SACRAMENTO -- In a blow to protecting tropical forests, California Gov. Gavin Newsom vetoed The California Deforestation-Free Procurement Act Wednesday. CA AB 416, which was introduced by Assemblymember Ash Kalra and supported by many environmental organizations, passed through California’s House and Senate in early September. The California Deforestation-Free Procurement Act would have required state contractors to follow policies when sourcing forest-risk commodities. The production of these commodities, such as palm oil, soy, and beef, causes the majority of all tropical deforestation. Destroying climate-critical tropical forests also threatens biodiversity and harms the health of local communities.
Specifically, the bill would have required businesses that enter into contracts with the state of California to ensure that their forest-risk commodities not be produced in a manner that disturbs carbon-rich peat, harms threatened species, exploits humans or causes deforestation. The bill would have also required data on these activities to be made publicly available. Newsom claimed that this bill would have presented a disproportionate challenge to small businesses.

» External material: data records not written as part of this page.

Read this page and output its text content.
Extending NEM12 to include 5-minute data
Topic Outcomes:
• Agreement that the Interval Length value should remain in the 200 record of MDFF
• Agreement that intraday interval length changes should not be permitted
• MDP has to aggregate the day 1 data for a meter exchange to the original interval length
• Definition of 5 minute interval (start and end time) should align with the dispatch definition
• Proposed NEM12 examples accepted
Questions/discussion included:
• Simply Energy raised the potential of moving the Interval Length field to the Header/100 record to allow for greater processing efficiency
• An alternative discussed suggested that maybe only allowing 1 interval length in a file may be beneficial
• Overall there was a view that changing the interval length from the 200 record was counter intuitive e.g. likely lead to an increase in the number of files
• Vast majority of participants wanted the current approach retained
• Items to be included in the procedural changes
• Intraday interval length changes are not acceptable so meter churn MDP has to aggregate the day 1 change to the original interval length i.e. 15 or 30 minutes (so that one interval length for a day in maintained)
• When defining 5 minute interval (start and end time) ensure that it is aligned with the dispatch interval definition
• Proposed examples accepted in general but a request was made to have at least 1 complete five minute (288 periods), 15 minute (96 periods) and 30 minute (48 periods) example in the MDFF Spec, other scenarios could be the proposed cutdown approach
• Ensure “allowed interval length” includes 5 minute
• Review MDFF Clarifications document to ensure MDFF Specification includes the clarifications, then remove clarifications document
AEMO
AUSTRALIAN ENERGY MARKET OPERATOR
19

In response, Environment California State Director Laura Deehan issued the following statement:
“California has the fifth largest economy in the world, and leveraging its market power to reduce deforestation would deliver a positive ripple effect across the globe. Tragically, because Gov. Newsom vetoed the The California Deforestation-Free Procurement Act, we are one step closer to species extinctions and a worsening climate crisis. This is a blow to global biodiversity, the planet’s climate and communities that are impacted by deforestation.”